I'll tell you why. Because many of these men were not out to their families, they knew they would be rejected.
Indeed. Bayard Rustin suffered from this kind of rejection, and was careful to keep his sexual orientation under wraps "for the good of the cause". He was candid about his sexuality, but he wasn't "openly gay". Again, from wikipedia:

Quote
Rustin served as an unidentified member of the American Friends Service Committee's task force to prepare one of the most influential and widely commented upon pacifist essays ever produced in the United States, "Speak Truth to Power: A Quaker Search for an Alternative to Violence," published in 1955. (According to the chairman of the group, Stephen Cary, Rustin's membership was repressed at his own request because he believed that his known sexual orientation would compromise the 71-page pamphlet once it appeared.)

[SNIP]

Many African-American leaders were concerned that Rustin's sexual orientation and Communist past would undermine support for the civil rights movement. U.S. Representative Adam Clayton Powell, Jr. forced Rustin's resignation from the SCLC in 1960 by threatening to discuss Rustin's morals charge in Congress. Although Rustin was open about his sexual orientation and his conviction was a matter of public record [he served 60 days for "sex perversion", as sodomy was termed by the law of the day], it had not been discussed widely outside the civil rights leadership.

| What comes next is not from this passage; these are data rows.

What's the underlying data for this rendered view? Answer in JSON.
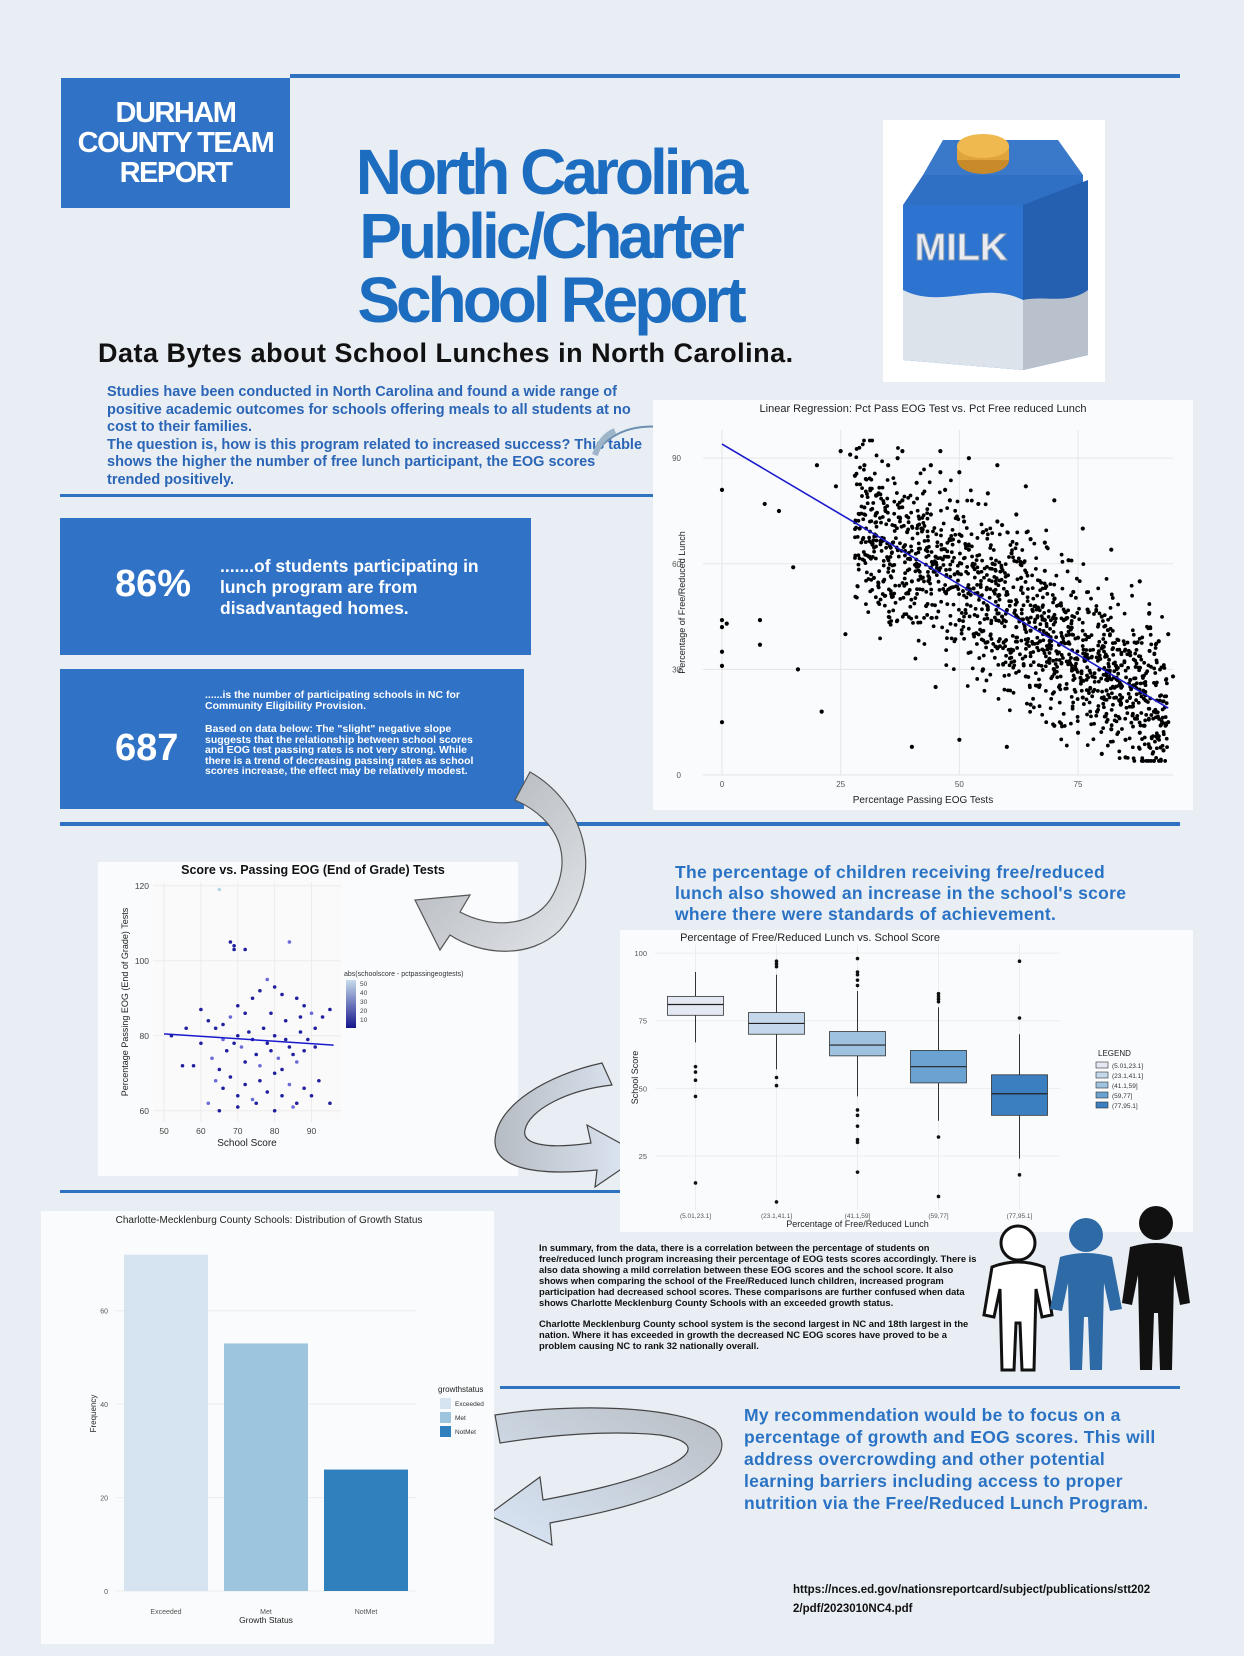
{
  "header": {
    "team_box": "DURHAM\nCOUNTY TEAM\nREPORT",
    "title": "North Carolina\nPublic/Charter\nSchool Report",
    "subtitle": "Data Bytes about School Lunches in North Carolina.",
    "milk_label": "MILK"
  },
  "intro": {
    "p1": "Studies have been conducted in North Carolina and found a wide range of positive academic outcomes for schools offering meals to all students at no cost to their families.",
    "p2": "The question is, how is this program related to increased success? This table shows the higher the number of free lunch participant, the EOG scores trended positively."
  },
  "stats": {
    "stat1_number": "86%",
    "stat1_text": ".......of students participating in lunch program are from disadvantaged homes.",
    "stat2_number": "687",
    "stat2_text1": "......is the number of participating schools in NC for Community Eligibility Provision.",
    "stat2_text2": "Based on data below: The \"slight\" negative slope suggests that the relationship between school scores and EOG test passing rates is not very strong. While there is a trend of decreasing passing rates as school scores increase, the effect may be relatively modest."
  },
  "box_heading": "The percentage of children receiving free/reduced lunch also showed an increase in the school's score where there were standards of achievement.",
  "summary": {
    "p1": "In summary, from the data, there is a correlation between the percentage of students on free/reduced lunch program increasing their percentage of EOG tests scores accordingly. There is also data showing a mild correlation between these EOG scores and the school score. It also shows when comparing the school of the Free/Reduced lunch children, increased program participation had decreased school scores. These comparisons are further confused when data shows Charlotte Mecklenburg County Schools with an exceeded growth status.",
    "p2": "Charlotte Mecklenburg County school system is the second largest in NC and 18th largest in the nation. Where it has exceeded in growth the decreased NC EOG scores have proved to be a problem causing NC to rank 32 nationally overall."
  },
  "recommendation": "My recommendation would be to focus on a percentage of growth and EOG scores. This will address overcrowding and other potential learning barriers including access to proper nutrition via the Free/Reduced Lunch Program.",
  "source_link": "https://nces.ed.gov/nationsreportcard/subject/publications/stt2022/pdf/2023010NC4.pdf",
  "colors": {
    "accent": "#2f72c6",
    "title_blue": "#1c6cc0",
    "line_blue": "#1a1acc"
  },
  "chart_data": [
    {
      "type": "scatter",
      "title": "Linear Regression: Pct Pass EOG Test vs. Pct Free reduced Lunch",
      "xlabel": "Percentage Passing EOG Tests",
      "ylabel": "Percentage of Free/Reduced Lunch",
      "xticks": [
        0,
        25,
        50,
        75
      ],
      "yticks": [
        0,
        30,
        60,
        90
      ],
      "xlim": [
        -4,
        95
      ],
      "ylim": [
        0,
        98
      ],
      "regression": {
        "x": [
          0,
          94
        ],
        "y": [
          94,
          19
        ]
      },
      "points": [
        [
          0,
          81
        ],
        [
          0,
          44
        ],
        [
          0,
          42
        ],
        [
          0,
          35
        ],
        [
          0,
          31
        ],
        [
          0,
          15
        ],
        [
          1,
          43
        ],
        [
          8,
          44
        ],
        [
          8,
          37
        ],
        [
          9,
          77
        ],
        [
          12,
          75
        ],
        [
          15,
          59
        ],
        [
          21,
          18
        ],
        [
          25,
          92
        ],
        [
          28,
          85
        ],
        [
          30,
          76
        ],
        [
          31,
          62
        ],
        [
          32,
          56
        ],
        [
          35,
          88
        ],
        [
          38,
          78
        ],
        [
          39,
          69
        ],
        [
          40,
          55
        ],
        [
          41,
          83
        ],
        [
          42,
          70
        ],
        [
          43,
          48
        ],
        [
          44,
          74
        ],
        [
          45,
          62
        ],
        [
          46,
          86
        ],
        [
          47,
          81
        ],
        [
          48,
          67
        ],
        [
          49,
          57
        ],
        [
          50,
          44
        ],
        [
          51,
          72
        ],
        [
          52,
          64
        ],
        [
          53,
          53
        ],
        [
          54,
          77
        ],
        [
          55,
          69
        ],
        [
          56,
          47
        ],
        [
          57,
          60
        ],
        [
          58,
          36
        ],
        [
          59,
          71
        ],
        [
          60,
          52
        ],
        [
          61,
          63
        ],
        [
          62,
          42
        ],
        [
          63,
          56
        ],
        [
          64,
          28
        ],
        [
          65,
          67
        ],
        [
          66,
          48
        ],
        [
          67,
          38
        ],
        [
          68,
          58
        ],
        [
          69,
          33
        ],
        [
          70,
          50
        ],
        [
          71,
          25
        ],
        [
          72,
          44
        ],
        [
          73,
          61
        ],
        [
          74,
          30
        ],
        [
          75,
          39
        ],
        [
          76,
          22
        ],
        [
          77,
          47
        ],
        [
          78,
          28
        ],
        [
          79,
          18
        ],
        [
          80,
          36
        ],
        [
          81,
          24
        ],
        [
          82,
          13
        ],
        [
          83,
          31
        ],
        [
          84,
          20
        ],
        [
          85,
          10
        ],
        [
          86,
          27
        ],
        [
          87,
          16
        ],
        [
          88,
          12
        ],
        [
          89,
          23
        ],
        [
          90,
          8
        ],
        [
          91,
          18
        ],
        [
          92,
          11
        ],
        [
          93,
          7
        ],
        [
          94,
          15
        ],
        [
          20,
          88
        ],
        [
          24,
          82
        ],
        [
          27,
          91
        ],
        [
          29,
          70
        ],
        [
          33,
          80
        ],
        [
          36,
          66
        ],
        [
          37,
          90
        ],
        [
          41,
          60
        ],
        [
          44,
          88
        ],
        [
          47,
          52
        ],
        [
          50,
          86
        ],
        [
          53,
          40
        ],
        [
          56,
          80
        ],
        [
          59,
          45
        ],
        [
          62,
          74
        ],
        [
          65,
          41
        ],
        [
          68,
          66
        ],
        [
          71,
          37
        ],
        [
          74,
          52
        ],
        [
          77,
          33
        ],
        [
          80,
          45
        ],
        [
          83,
          22
        ],
        [
          86,
          34
        ],
        [
          89,
          14
        ],
        [
          16,
          30
        ],
        [
          26,
          40
        ],
        [
          34,
          55
        ],
        [
          40,
          8
        ],
        [
          50,
          10
        ],
        [
          60,
          8
        ],
        [
          70,
          14
        ],
        [
          80,
          6
        ],
        [
          90,
          46
        ],
        [
          92,
          38
        ],
        [
          46,
          92
        ],
        [
          52,
          90
        ],
        [
          58,
          88
        ],
        [
          64,
          82
        ],
        [
          70,
          78
        ],
        [
          76,
          70
        ],
        [
          82,
          64
        ],
        [
          88,
          55
        ],
        [
          94,
          40
        ],
        [
          45,
          25
        ],
        [
          55,
          30
        ],
        [
          65,
          20
        ],
        [
          75,
          12
        ],
        [
          85,
          5
        ],
        [
          95,
          28
        ],
        [
          30,
          88
        ],
        [
          38,
          92
        ],
        [
          48,
          78
        ],
        [
          58,
          72
        ],
        [
          68,
          44
        ]
      ]
    },
    {
      "type": "scatter",
      "title": "Score vs. Passing EOG (End of Grade) Tests",
      "xlabel": "School Score",
      "ylabel": "Percentage Passing EOG (End of Grade) Tests",
      "xticks": [
        50,
        60,
        70,
        80,
        90
      ],
      "yticks": [
        60,
        80,
        100,
        120
      ],
      "xlim": [
        47,
        98
      ],
      "ylim": [
        57,
        121
      ],
      "legend_title": "abs(schoolscore - pctpassingeogtests)",
      "legend_ticks": [
        "50",
        "40",
        "30",
        "20",
        "10"
      ],
      "regression": {
        "x": [
          50,
          96
        ],
        "y": [
          80.5,
          77.5
        ]
      },
      "points": [
        [
          65,
          119
        ],
        [
          68,
          105
        ],
        [
          69,
          104
        ],
        [
          69,
          103
        ],
        [
          72,
          103
        ],
        [
          84,
          105
        ],
        [
          60,
          87
        ],
        [
          62,
          84
        ],
        [
          64,
          82
        ],
        [
          66,
          83
        ],
        [
          68,
          85
        ],
        [
          70,
          88
        ],
        [
          72,
          86
        ],
        [
          74,
          90
        ],
        [
          76,
          92
        ],
        [
          78,
          95
        ],
        [
          80,
          93
        ],
        [
          82,
          91
        ],
        [
          86,
          90
        ],
        [
          88,
          88
        ],
        [
          90,
          86
        ],
        [
          93,
          85
        ],
        [
          95,
          87
        ],
        [
          55,
          72
        ],
        [
          58,
          72
        ],
        [
          63,
          74
        ],
        [
          65,
          71
        ],
        [
          67,
          76
        ],
        [
          69,
          78
        ],
        [
          70,
          80
        ],
        [
          71,
          77
        ],
        [
          72,
          73
        ],
        [
          73,
          81
        ],
        [
          74,
          79
        ],
        [
          75,
          75
        ],
        [
          76,
          72
        ],
        [
          77,
          82
        ],
        [
          78,
          78
        ],
        [
          79,
          76
        ],
        [
          80,
          80
        ],
        [
          81,
          74
        ],
        [
          82,
          71
        ],
        [
          83,
          79
        ],
        [
          84,
          77
        ],
        [
          85,
          75
        ],
        [
          86,
          73
        ],
        [
          87,
          81
        ],
        [
          88,
          76
        ],
        [
          89,
          79
        ],
        [
          91,
          77
        ],
        [
          64,
          68
        ],
        [
          66,
          66
        ],
        [
          68,
          69
        ],
        [
          70,
          64
        ],
        [
          72,
          67
        ],
        [
          74,
          63
        ],
        [
          76,
          68
        ],
        [
          78,
          65
        ],
        [
          80,
          70
        ],
        [
          82,
          64
        ],
        [
          84,
          67
        ],
        [
          86,
          62
        ],
        [
          88,
          66
        ],
        [
          90,
          64
        ],
        [
          92,
          68
        ],
        [
          62,
          62
        ],
        [
          65,
          60
        ],
        [
          70,
          61
        ],
        [
          75,
          62
        ],
        [
          80,
          60
        ],
        [
          85,
          61
        ],
        [
          95,
          62
        ],
        [
          52,
          80
        ],
        [
          56,
          82
        ],
        [
          60,
          78
        ],
        [
          66,
          79
        ],
        [
          79,
          86
        ],
        [
          83,
          84
        ],
        [
          87,
          85
        ],
        [
          91,
          82
        ]
      ]
    },
    {
      "type": "box",
      "title": "Percentage of Free/Reduced Lunch vs. School Score",
      "xlabel": "Percentage of Free/Reduced Lunch",
      "ylabel": "School Score",
      "yticks": [
        25,
        50,
        75,
        100
      ],
      "ylim": [
        5,
        103
      ],
      "categories": [
        "(5.01,23.1]",
        "(23.1,41.1]",
        "(41.1,59]",
        "(59,77]",
        "(77,95.1]"
      ],
      "legend_title": "LEGEND",
      "boxes": [
        {
          "min": 67,
          "q1": 77,
          "median": 81,
          "q3": 84,
          "max": 93,
          "outliers": [
            58,
            56,
            53,
            47,
            15
          ]
        },
        {
          "min": 57,
          "q1": 70,
          "median": 74,
          "q3": 78,
          "max": 92,
          "outliers": [
            54,
            51,
            8,
            95,
            96,
            97
          ]
        },
        {
          "min": 47,
          "q1": 62,
          "median": 66,
          "q3": 71,
          "max": 86,
          "outliers": [
            42,
            40,
            36,
            31,
            30,
            19,
            88,
            90,
            92,
            93,
            98
          ]
        },
        {
          "min": 38,
          "q1": 52,
          "median": 58,
          "q3": 64,
          "max": 80,
          "outliers": [
            32,
            10,
            82,
            83,
            84,
            85
          ]
        },
        {
          "min": 24,
          "q1": 40,
          "median": 48,
          "q3": 55,
          "max": 70,
          "outliers": [
            18,
            76,
            97
          ]
        }
      ],
      "colors": [
        "#e4e8f2",
        "#c5d7eb",
        "#9ec2e0",
        "#6aa3d2",
        "#3b7fc0"
      ]
    },
    {
      "type": "bar",
      "title": "Charlotte-Mecklenburg County Schools: Distribution of Growth Status",
      "xlabel": "Growth Status",
      "ylabel": "Frequency",
      "categories": [
        "Exceeded",
        "Met",
        "NotMet"
      ],
      "values": [
        72,
        53,
        26
      ],
      "yticks": [
        0,
        20,
        40,
        60
      ],
      "ylim": [
        0,
        76
      ],
      "legend_title": "growthstatus",
      "colors": [
        "#d6e4f1",
        "#9ec5de",
        "#3180be"
      ]
    }
  ]
}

When Rustin and Randolph organized the March on Washington for Jobs and Freedom in 1963, Senator Strom Thurmond railed against Rustin as a "Communist, draft-dodger, and homosexual" and produced an FBI photograph of Rustin talking to King while King was bathing, to imply that there was a same sex relationship between the two. Both men denied the allegation of an affair, but despite King's support, NAACP chairman Roy Wilkins did not allow Rustin to receive any public recognition for his role in planning the march.

Certainly homophobia was, and is, is rampant in White, Latino, and Black communities (though, I am led to believe, it is far less common in Asian communities), but as I have been pointing out, it is more connected to the power of the Church than the power of race.


Steve
Give us the wisdom to teach our children to love,
to respect and be kind to one another,
so that we may grow with peace in mind.